Mathematically, one can think of this as an inversion problem — you are given certain obervables , and you have to figure out what is. All inversion problems have two issues — you do not have sufficient s observed to make any conclusions, which is easily rectified, or the function is not one-one and onto, i.e, there does not exist a unique inverse. Thus we come to a situation where . Very often in the social sciences, this will be the case — any behavior that you observe can have a large variety of possible explanations. The way you would solve this problem if it was mathematically posed was to put constraints on the behavior of — it cannot do this, it cannot go there, etc., and gradually eliminate the possibilities. The way this is done in the social sciences is to invoke a ‘framework’. For example, an economist believes that we are homo economicus, and suddenly greed is the only motivator for most human actions. Similarly, a Marxist historian believes that all history is the war between classes (which comes from Hegel) and classes are formed mainly due to economic processes (which was Marx’s contribution). Again, a lot of alternative explanations are rubbished, and a smooth (if somewhat long and tedious) explanation comes out.
The way any framework develops in social science is not straightforward — normally critics of one framework write books or theses criticising it. It develops within a particular historical, cultural and social context, and explains best what happens within this context. So, one can probably understand more about 19th century Vienna from Freud’s theories than about human nature — definitely not a place I would like to be in! Similarly, the outrage against Marxist interpretations of Indian history is not because Marxist historians are perverting the truth, it is just that we are not used to seeing ourselves from a economic/classist lens. Unfortunately, Marxists don’t seem to think anything else exists, and that makes the problem even worse.
Any science, by virtue of its attempt at uncovering universal truths, will try and extrapolate from local experience to global analysis. This extrapolation necessarily worries only about what is common to all, and not the particularities. When one civilisation tries to study another, especially one as maddeningly complex as the Indian one, it becomes hard to know what it is exactly that one has learned. To take a trivial example, Europeans were probably the only civilisation that used benches and stools and tables to sit and to eat.

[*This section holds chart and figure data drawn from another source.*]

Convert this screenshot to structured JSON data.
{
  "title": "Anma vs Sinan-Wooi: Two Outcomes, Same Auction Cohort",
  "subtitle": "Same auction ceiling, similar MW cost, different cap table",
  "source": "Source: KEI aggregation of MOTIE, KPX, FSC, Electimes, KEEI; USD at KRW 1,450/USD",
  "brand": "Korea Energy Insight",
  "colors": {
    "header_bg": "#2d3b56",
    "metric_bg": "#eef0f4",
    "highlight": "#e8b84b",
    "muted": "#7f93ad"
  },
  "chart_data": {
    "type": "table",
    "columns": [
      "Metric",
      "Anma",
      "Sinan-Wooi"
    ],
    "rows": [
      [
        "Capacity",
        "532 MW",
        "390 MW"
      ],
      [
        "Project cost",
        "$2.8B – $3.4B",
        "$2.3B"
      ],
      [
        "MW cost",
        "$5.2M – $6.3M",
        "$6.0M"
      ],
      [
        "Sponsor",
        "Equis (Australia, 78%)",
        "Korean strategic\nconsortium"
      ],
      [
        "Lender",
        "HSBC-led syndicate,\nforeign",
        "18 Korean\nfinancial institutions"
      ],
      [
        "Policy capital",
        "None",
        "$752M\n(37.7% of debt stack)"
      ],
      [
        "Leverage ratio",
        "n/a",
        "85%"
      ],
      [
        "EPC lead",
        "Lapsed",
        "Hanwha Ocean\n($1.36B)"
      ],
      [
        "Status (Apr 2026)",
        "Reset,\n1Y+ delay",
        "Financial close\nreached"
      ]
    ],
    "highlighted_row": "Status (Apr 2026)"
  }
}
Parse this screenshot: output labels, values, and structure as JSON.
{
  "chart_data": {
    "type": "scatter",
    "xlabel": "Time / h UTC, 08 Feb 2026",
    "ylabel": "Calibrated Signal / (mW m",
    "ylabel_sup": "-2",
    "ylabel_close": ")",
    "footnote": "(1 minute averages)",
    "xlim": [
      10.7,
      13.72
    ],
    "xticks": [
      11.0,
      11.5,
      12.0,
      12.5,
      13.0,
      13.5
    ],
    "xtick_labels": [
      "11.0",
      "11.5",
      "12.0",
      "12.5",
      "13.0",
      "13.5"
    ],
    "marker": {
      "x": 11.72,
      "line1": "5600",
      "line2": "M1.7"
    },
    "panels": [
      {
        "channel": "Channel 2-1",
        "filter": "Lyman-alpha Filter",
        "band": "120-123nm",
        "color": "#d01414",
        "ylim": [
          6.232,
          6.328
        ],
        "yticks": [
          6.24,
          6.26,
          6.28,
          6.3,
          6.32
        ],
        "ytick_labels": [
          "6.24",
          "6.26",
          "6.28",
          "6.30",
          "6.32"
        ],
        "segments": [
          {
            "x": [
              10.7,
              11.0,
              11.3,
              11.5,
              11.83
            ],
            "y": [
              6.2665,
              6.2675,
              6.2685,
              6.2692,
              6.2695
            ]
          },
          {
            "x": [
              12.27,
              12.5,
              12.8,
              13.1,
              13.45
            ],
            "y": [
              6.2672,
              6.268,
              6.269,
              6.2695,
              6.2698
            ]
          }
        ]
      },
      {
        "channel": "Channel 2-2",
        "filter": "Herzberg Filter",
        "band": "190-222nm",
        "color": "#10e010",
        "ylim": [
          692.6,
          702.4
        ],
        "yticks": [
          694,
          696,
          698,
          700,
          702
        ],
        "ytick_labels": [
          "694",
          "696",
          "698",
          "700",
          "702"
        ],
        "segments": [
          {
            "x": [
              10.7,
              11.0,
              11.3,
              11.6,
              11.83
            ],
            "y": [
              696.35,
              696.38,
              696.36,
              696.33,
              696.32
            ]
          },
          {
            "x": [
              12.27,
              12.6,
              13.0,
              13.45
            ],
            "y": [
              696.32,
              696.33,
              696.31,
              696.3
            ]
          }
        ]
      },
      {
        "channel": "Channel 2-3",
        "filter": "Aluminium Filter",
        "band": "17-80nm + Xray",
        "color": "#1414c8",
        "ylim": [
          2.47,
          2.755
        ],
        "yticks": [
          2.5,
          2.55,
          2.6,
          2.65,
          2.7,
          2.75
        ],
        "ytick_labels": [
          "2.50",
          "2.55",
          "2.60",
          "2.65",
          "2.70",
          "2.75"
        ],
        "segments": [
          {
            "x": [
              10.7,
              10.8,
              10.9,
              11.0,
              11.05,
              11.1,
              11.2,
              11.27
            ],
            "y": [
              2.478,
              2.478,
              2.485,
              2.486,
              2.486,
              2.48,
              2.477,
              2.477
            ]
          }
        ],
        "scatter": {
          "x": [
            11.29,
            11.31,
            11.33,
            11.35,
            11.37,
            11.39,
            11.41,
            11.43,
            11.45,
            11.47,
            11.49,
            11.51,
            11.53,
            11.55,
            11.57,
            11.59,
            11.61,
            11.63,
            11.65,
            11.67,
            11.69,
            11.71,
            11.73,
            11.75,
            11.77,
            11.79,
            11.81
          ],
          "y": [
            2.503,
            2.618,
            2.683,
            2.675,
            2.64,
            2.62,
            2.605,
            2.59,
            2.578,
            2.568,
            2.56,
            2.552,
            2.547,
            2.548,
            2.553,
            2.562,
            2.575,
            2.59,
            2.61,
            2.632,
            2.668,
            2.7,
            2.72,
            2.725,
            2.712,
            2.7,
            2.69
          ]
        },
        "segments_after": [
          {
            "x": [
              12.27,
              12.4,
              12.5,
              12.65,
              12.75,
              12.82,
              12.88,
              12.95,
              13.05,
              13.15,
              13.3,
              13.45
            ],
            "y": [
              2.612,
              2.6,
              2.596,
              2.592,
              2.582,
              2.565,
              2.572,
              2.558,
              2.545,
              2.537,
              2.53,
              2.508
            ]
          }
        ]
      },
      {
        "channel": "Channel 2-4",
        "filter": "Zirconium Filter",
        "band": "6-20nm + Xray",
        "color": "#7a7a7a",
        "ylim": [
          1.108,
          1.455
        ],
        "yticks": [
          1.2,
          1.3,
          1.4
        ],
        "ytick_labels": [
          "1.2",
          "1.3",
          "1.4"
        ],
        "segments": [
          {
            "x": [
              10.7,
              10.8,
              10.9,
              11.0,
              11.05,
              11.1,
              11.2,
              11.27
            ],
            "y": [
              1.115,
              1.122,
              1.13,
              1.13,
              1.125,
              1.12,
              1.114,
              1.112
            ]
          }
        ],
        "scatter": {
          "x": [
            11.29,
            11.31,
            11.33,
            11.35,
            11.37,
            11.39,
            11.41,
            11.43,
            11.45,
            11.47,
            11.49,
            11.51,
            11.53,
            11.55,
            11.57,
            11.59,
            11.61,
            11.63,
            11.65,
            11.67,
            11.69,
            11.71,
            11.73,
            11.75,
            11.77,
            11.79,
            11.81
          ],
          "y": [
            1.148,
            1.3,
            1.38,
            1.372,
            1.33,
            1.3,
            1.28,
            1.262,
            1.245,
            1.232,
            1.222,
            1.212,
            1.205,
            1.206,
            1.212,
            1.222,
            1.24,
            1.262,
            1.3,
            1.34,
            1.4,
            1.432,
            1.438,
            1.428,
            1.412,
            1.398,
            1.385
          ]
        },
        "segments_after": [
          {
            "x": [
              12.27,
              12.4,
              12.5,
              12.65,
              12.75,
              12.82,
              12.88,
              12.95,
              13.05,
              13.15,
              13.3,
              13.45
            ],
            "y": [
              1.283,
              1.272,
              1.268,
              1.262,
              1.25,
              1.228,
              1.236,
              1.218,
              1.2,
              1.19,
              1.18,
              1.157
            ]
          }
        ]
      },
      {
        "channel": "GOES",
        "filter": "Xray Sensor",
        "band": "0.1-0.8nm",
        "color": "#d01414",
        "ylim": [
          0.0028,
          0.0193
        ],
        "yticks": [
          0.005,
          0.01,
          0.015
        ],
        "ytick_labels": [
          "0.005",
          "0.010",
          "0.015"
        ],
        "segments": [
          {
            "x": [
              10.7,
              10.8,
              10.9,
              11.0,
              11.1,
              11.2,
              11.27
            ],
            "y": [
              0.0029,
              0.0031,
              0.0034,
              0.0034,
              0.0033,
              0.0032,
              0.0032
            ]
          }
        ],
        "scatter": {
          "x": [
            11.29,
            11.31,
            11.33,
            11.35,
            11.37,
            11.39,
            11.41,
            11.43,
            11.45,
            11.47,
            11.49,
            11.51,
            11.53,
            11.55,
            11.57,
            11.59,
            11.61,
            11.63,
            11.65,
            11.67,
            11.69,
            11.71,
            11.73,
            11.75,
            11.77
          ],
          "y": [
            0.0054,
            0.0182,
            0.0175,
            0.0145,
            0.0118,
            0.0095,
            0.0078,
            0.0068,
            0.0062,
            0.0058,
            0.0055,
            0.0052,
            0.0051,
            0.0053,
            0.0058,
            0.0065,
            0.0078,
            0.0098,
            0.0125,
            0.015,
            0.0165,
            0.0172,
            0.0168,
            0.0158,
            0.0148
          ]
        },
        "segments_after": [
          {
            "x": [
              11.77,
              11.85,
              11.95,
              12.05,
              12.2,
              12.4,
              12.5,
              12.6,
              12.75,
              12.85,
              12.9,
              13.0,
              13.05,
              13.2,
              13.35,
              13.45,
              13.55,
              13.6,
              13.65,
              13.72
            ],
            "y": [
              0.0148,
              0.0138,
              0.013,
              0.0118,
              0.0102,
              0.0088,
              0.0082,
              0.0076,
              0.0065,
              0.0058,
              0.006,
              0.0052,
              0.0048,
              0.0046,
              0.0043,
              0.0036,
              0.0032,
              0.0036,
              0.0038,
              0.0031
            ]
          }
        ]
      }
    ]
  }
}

Thus, travellers to other civilisations looked upon the practice of sitting on the floor as ‘animal like’. Similarly, change was more the norm in Europe from a very long time, and this makes more conservative civilisations like our own to look upon them as ‘rootless’.
It is because of these problems that any attempt to understand a people must be from their own terms. The end product of such a study must first and foremost be comprehensible to the people that are being studied, else the most important maxim of any science — to explain what humans experience, as opposed to explaining away what we experience — is violated. M. N. Srinivas is someone who comes readily to mind when I bring up this point. Though he attempted to understand all rituals and traditions in terms of their function in holding the social structure aloft (which need not be the case), i.e, from a social anthropology perspective, his analytical categories are very much Indian, and that is what has made his work all the more valuable as a mirror to ourselves.